OTHER STATES

Will make the force tech-savvy, says CP

Bijay Kumar Sharma, the new Commissioner of Police at his office in Bhubaneswar on Thursday. —

Bijay Kumar Sharma, the new Commissioner of Police at his office in Bhubaneswar on Thursday. —   | Photo Credit: Photo: Ashoke Chakrabarty

Satyasundar Barik

An action plan will be chalked out soon to mobilise resources



Police personnel will be trained in using computers

Stress on community policing



BHUBANESWAR: Senior cop Bijay Kumar Sharma, who took over as the new Commissioner of Police of twin city of Bhubaneswar-Cuttack, said his first priority would be to enhance efficiency of the existing force by making them technologically savvy.

Speaking to The Hindu here on Thursday, Mr. Sharma, who was the Inspector General of Police (Crime Branch), said the two cities Bhubaneswar and Cuttack were rapidly expanding in terms of area as well as population and the existing force was not adequate to handle the affairs.

“If I can be able to introduce technology in the force, their efficiency level will go up. The police force, although low in strength, could effectively maintain law and order across the Commissionrate area,” he said.

The Commissioner of Police said the department would soon prepare an action plan to mobilise resources for making greater use of technology by police a reality.

Documentation

According to the sources, so far only two police stations in Bhubaneswar were having the Common Integrated Police Application (CIPA) system under which one can file his complaint and get the copy of FIR instantly.

Cooperation sought

The department is also documenting case records and profiles of anti-social elements under this project. A set of five computers has been provided to each of the police station but most of police officials are yet to be trained in computer applications. Similarly, although cyber crime is on the rife, these police stations are yet to be connected with the Internet.

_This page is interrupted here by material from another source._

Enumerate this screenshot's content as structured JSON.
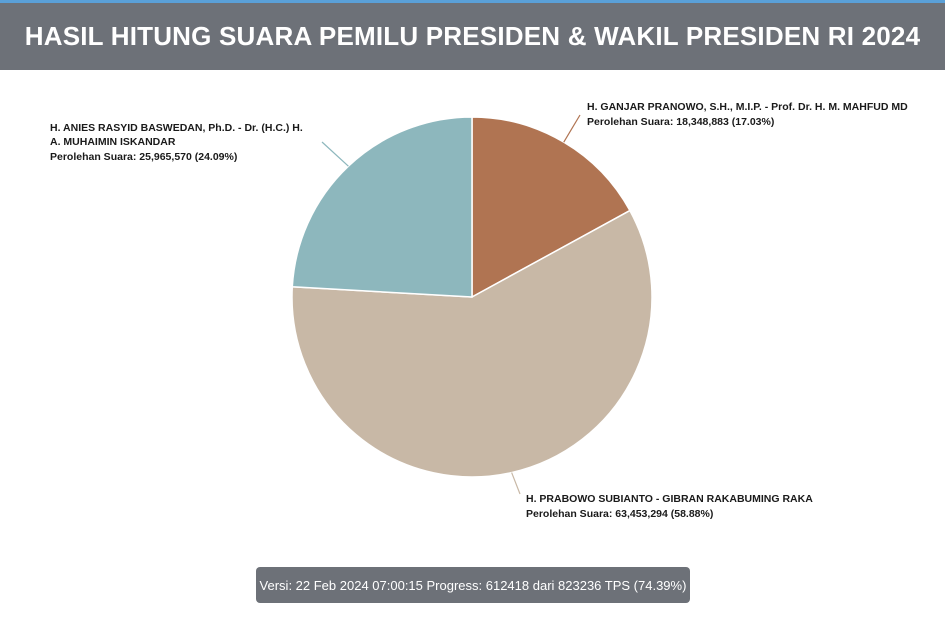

Besides, Mr. Sharma emphasised on community policing. “The twin cities have huge mass of educated and conscious population.

They are resourceful and ready to co-operate police. Community policing has been successful in many countries. If we will involve people in our efforts to fight criminals, it will be a great success story,” he said.

In the first place, the Commissioner of Police is targeting residential welfare associations operating in both the cities to realise the community policing in the twin cities.

“I have already received a number of telephone calls from retired government officials and prominent citizens who have shown eagerness to help me in my efforts,” he said.

Mr. Sharma, the 1986-batch of Indian Police Services, had served as the superintendent of police in many districts including Khurda. He had a brief stint in the Central Bureau of Investigation. Mr. Sharma had also gone for higher studies and presented papers in various international fora.

During the last few years, as IG (crime branch) Mr. Sharma was instrumental in cracking down wildlife smuggling rackets in the State and was meticulous in carrying out tricky inquiries.